Since the early days of the Arab Spring, there have been sporadic protests, but the country has been described as a place of peace. Amman may not have the intoxicating, winding souqs and magnificent mosques of other Middle Eastern capitals, but it does have plenty of theatres, galleries, cinemas and restaurants.
The ancient Citadel towers above the rest of the capital. This is the original city, with its monumental Temple of Hercules, Umayyad Palace, National Archaeological Museum and panoramic views of the city.
Jabal al-Weibdeh is one of the city’s most pleasant old districts and its pine trees, restaurants, galleries and parks make it a joy to explore.
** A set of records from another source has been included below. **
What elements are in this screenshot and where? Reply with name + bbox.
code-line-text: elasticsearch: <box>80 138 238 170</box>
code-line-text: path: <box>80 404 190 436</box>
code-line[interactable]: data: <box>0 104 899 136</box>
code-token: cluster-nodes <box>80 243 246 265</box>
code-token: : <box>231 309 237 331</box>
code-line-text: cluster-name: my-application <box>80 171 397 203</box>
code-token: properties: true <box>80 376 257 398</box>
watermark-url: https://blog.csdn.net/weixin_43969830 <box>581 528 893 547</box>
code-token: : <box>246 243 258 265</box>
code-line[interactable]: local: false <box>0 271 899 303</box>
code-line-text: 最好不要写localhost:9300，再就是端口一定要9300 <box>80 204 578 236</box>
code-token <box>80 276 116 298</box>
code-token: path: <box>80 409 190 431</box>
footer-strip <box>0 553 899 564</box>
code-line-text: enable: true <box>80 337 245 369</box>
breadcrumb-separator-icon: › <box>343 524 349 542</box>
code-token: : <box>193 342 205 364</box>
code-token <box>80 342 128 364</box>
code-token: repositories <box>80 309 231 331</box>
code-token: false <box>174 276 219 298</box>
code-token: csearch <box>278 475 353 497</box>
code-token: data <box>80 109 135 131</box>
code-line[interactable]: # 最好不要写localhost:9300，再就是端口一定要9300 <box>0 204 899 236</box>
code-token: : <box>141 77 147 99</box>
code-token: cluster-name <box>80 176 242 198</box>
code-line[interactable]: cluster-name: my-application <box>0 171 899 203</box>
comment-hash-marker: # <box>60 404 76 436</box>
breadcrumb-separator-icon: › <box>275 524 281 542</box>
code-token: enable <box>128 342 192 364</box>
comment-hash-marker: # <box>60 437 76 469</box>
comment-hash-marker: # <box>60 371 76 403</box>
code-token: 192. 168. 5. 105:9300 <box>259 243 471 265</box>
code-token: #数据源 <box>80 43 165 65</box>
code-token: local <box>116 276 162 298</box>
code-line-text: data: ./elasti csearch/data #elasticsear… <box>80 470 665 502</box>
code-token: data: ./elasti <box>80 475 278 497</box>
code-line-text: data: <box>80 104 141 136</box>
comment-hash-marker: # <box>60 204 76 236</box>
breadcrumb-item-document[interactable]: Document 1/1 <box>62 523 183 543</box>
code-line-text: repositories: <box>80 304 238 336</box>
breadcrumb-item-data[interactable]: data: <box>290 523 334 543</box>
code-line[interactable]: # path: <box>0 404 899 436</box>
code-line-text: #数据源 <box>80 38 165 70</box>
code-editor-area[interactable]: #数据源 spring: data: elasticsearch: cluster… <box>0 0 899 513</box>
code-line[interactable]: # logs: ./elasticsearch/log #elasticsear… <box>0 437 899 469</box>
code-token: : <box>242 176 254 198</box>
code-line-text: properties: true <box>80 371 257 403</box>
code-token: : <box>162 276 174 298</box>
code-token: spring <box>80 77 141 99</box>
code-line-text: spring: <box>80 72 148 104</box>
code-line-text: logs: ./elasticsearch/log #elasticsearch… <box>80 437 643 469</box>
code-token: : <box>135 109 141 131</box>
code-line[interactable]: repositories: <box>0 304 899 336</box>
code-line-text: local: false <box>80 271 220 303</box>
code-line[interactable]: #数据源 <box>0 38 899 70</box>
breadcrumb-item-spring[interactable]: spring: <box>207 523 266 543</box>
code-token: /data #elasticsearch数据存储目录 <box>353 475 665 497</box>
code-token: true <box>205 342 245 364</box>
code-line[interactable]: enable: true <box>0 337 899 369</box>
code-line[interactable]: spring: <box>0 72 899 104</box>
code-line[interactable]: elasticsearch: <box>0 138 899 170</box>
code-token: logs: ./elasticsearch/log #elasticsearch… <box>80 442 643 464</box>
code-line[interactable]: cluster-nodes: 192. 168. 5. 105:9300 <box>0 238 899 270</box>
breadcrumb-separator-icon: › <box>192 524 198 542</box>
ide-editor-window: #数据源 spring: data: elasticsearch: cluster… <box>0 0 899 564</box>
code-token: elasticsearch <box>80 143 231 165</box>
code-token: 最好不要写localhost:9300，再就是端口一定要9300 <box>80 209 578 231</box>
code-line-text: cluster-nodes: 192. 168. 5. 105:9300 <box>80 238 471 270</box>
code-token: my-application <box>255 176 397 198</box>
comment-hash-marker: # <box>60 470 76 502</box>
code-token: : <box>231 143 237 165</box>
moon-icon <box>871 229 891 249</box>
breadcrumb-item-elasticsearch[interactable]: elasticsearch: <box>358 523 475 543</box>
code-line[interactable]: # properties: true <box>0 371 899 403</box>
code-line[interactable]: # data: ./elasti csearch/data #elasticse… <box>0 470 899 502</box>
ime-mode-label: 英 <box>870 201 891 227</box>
Stroll along leafy Rainbow and Mango Streets, with their 1920s villas, cafés and boutiques, perhaps popping into Books@Café to mingle with hip young Ammanites.
TIP: At the Fakhr el-Din restaurant, on the 2nd Circle in Jabal Amman, excellent Lebanese/Levantine cuisine is served in an elegant stone villa. On warm evenings, sit on the terrace and enjoy some Jordanian wines – they’re excellent.